Una soluzione opposta che risolverebbe i problemi di quest’ordine potrebbe essere lo scorporo del gestore di servizi, che sarebbe comprensivo dei rami commerciali di vendita e distribuzione, ramificati in tutta Italia. La nuova società sarebbe pesantemente alleggerita dal carico del debito che continuerebbe a gravare parzialmente su Tim Reti, in misura tale da non compromettere gli investimenti avviati da Open Fiber e da consentire allo stesso tempo alla neonata Tim servizi una strategia di ampio respiro basata sullo sviluppo del 5G, che ha visto nel frattempo un esborso notevole (record europeo e forse mondiale) alle aste di aggiudicazione delle frequenze. L’infrastruttura rimarrebbe dentro il perimetro della società storica, insieme agli altri asset strategici del gruppo: Sparkle, Telsy ed Inwit che sarebbero così messi definitivamente al riparo dalle tempeste del mercato.
Con lo scorporo di Tim Servizi, Tim Reti potrebbe continuare la sua politica di esuberi controllati con l’appoggio delle forze sociali più rappresentative, decidendo a tavolino anche una quota del debito da trasferire alla neonata società. A questo punto entrerebbe in gioco Vivendi, che vedrebbe di buon occhio come ponti d’oro una storica fusione del ramo dei servizi con Mediaset, un’operazione da sempre rimandata che però parrebbe destinata ad avverarsi nel prossimo futuro, in assenza del rischio di integrazione verticale ravvisato dall’Antitrust.
Una terza soluzione, che parrebbe quella più praticabile da CDP ed Elliott nel terreno borsistico, è il rafforzamento della presenza del “sindacato di voto” ostile a Vivendi nell’azionariato di Tim. La società francese ha svalutato per la seconda volta da luglio il valore della sua partecipazione di poco più di un miliardo e questo agevolerebbe le mire di controllo sul CDA in caso di una nuova convocazione. Al di là dei tatticismi da adoperare nel breve periodo, rimarrebbe lo scetticismo sul raggiungimento di un accordo stabile che decida una volta per tutte il destino della società, ammesso e concesso che Vivendi non molli la presa, senza una visione di lungo periodo a perderci sarebbe unicamente l’Italia. Non Elliott di sicuro che gode già di un paracadute che dimezza le perdite del valore azionario e nemmeno Bolloré che potrebbe decidere di cedere a caro prezzo le proprie quote ponendo fine alla sua calata ostile in Italia.
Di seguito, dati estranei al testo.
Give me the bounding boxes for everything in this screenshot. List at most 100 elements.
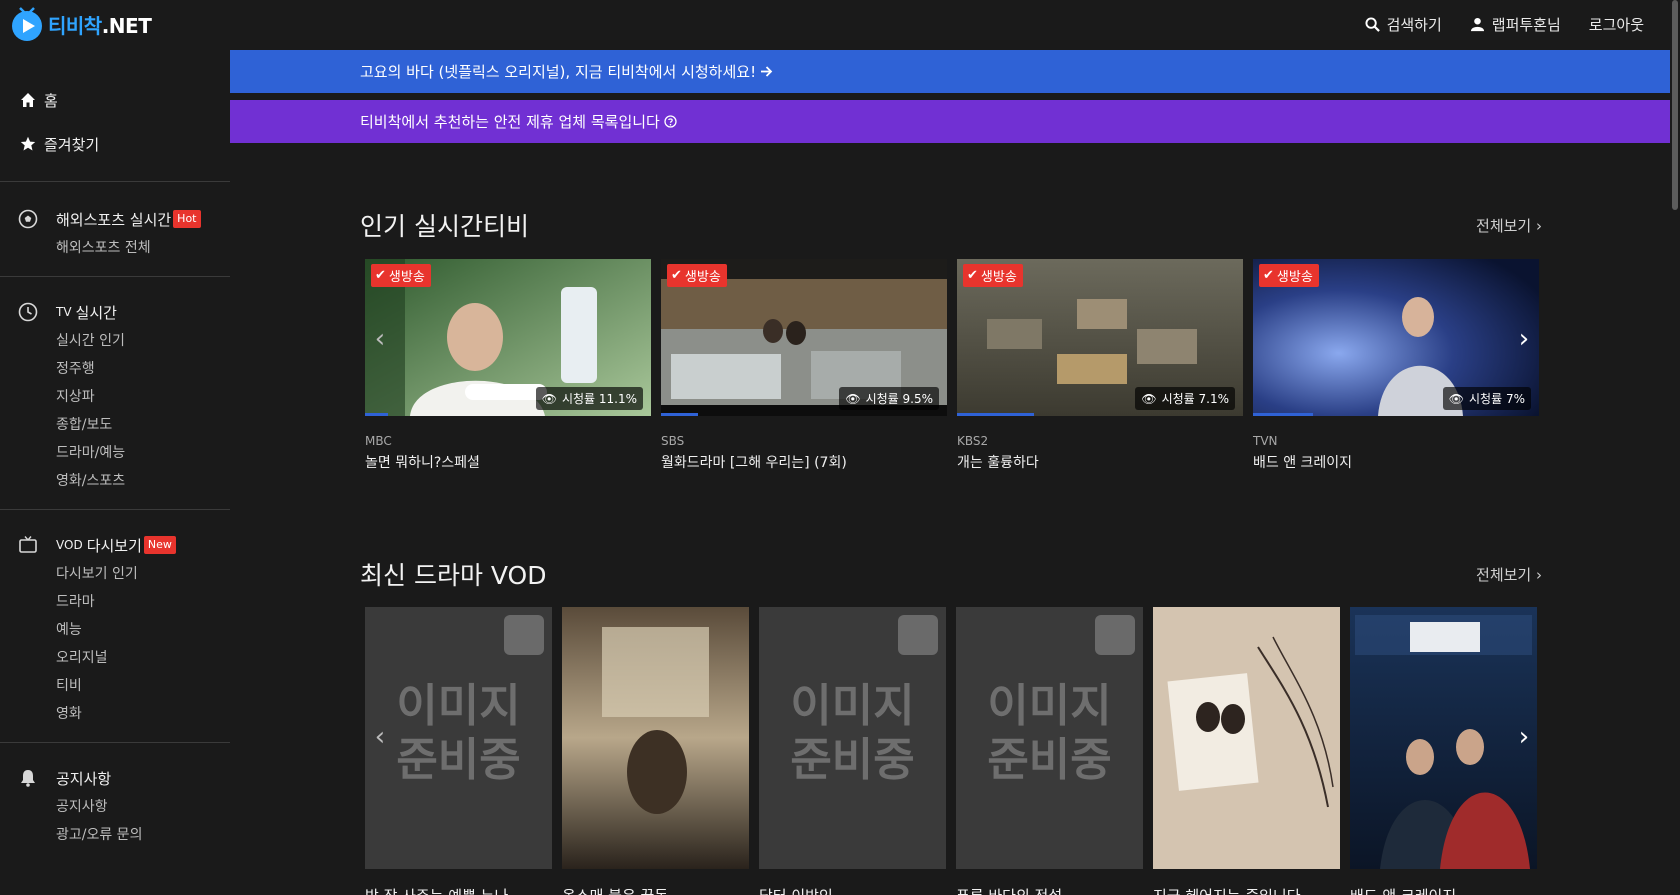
vod-card[interactable]: 옷소매 붉은 끝동: [562, 607, 749, 895]
live-carousel-next-button[interactable]: ›: [1510, 319, 1538, 359]
logout-button[interactable]: 로그아웃: [1589, 14, 1644, 35]
live-badge-label: 생방송: [388, 270, 425, 285]
sidebar-item-original[interactable]: 오리지널: [0, 644, 230, 672]
search-button[interactable]: 검색하기: [1365, 14, 1442, 35]
scrollbar-thumb[interactable]: [1672, 0, 1678, 210]
live-card[interactable]: ✔ 생방송 👁 시청률 9.5% SBS 월화드라마 [그해 우리는] (7회): [661, 259, 947, 472]
program-title[interactable]: 놀면 뭐하니?스페셜: [365, 452, 651, 472]
sidebar-item-favorites[interactable]: 즐겨찾기: [0, 122, 230, 166]
sidebar: 홈 즐겨찾기 해외스포츠 실시간 Hot 해외스포츠 전체 TV 실시간 실시간…: [0, 50, 230, 895]
program-title[interactable]: 개는 훌륭하다: [957, 452, 1243, 472]
vod-card[interactable]: 이미지준비중 닥터 이방인: [759, 607, 946, 895]
live-thumbnail[interactable]: ✔ 생방송 👁 시청률 11.1%: [365, 259, 651, 416]
vod-carousel-next-button[interactable]: ›: [1510, 717, 1538, 757]
sidebar-item-notice[interactable]: 공지사항: [0, 793, 230, 821]
check-icon: ✔: [671, 268, 682, 283]
bell-icon: [21, 770, 35, 787]
vod-card[interactable]: 이미지준비중 푸른 바다의 전설: [956, 607, 1143, 895]
sidebar-item-movie[interactable]: 영화: [0, 700, 230, 728]
vod-title[interactable]: 옷소매 붉은 끝동: [562, 885, 749, 895]
channel-name: MBC: [365, 434, 392, 448]
live-card[interactable]: ✔ 생방송 👁 시청률 11.1% MBC 놀면 뭐하니?스페셜: [365, 259, 651, 472]
live-badge-label: 생방송: [980, 270, 1017, 285]
placeholder-text: 이미지 준비중: [987, 679, 1112, 786]
eye-icon: 👁: [845, 391, 861, 406]
vod-poster[interactable]: [1350, 607, 1537, 869]
program-title[interactable]: 배드 앤 크레이지: [1253, 452, 1539, 472]
vod-poster-placeholder[interactable]: 이미지 준비중: [759, 607, 946, 869]
arrow-right-icon: [761, 66, 773, 77]
vod-card[interactable]: 배드 앤 크레이지: [1350, 607, 1537, 895]
rating-badge: 👁 시청률 7.1%: [1135, 387, 1235, 410]
sidebar-item-home[interactable]: 홈: [0, 78, 230, 122]
sidebar-section-notice-title[interactable]: 공지사항: [0, 763, 230, 793]
vod-title[interactable]: 배드 앤 크레이지: [1350, 885, 1537, 895]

In ogni caso con il ridimensionamento del raider Bretone i dubbi che si palesano sulla proprietà degli asset strategici andrebbero progressivamente a scemare e si aprirebbero nuovi scenari sull’agenda digitale, che potrebbe essere portata a conclusione in tempi ragionevoli con maggior afflusso di capitali. Recuperare il divario accumulato nel tempo è una necessità oramai improcrastinabile 25 anni dopo il congelamento del lungimirante progetto SOCRATE. Le infrastrutture materiali e immateriali sono oggi l’unico gold standard praticabile (meglio se con l’apporto di risorse private) per condurre l’Italia fuori dalle sabbie mobili della recessione e verso una sana ripresa economica, che non può prescindere da moderne e sicure telecomunicazioni.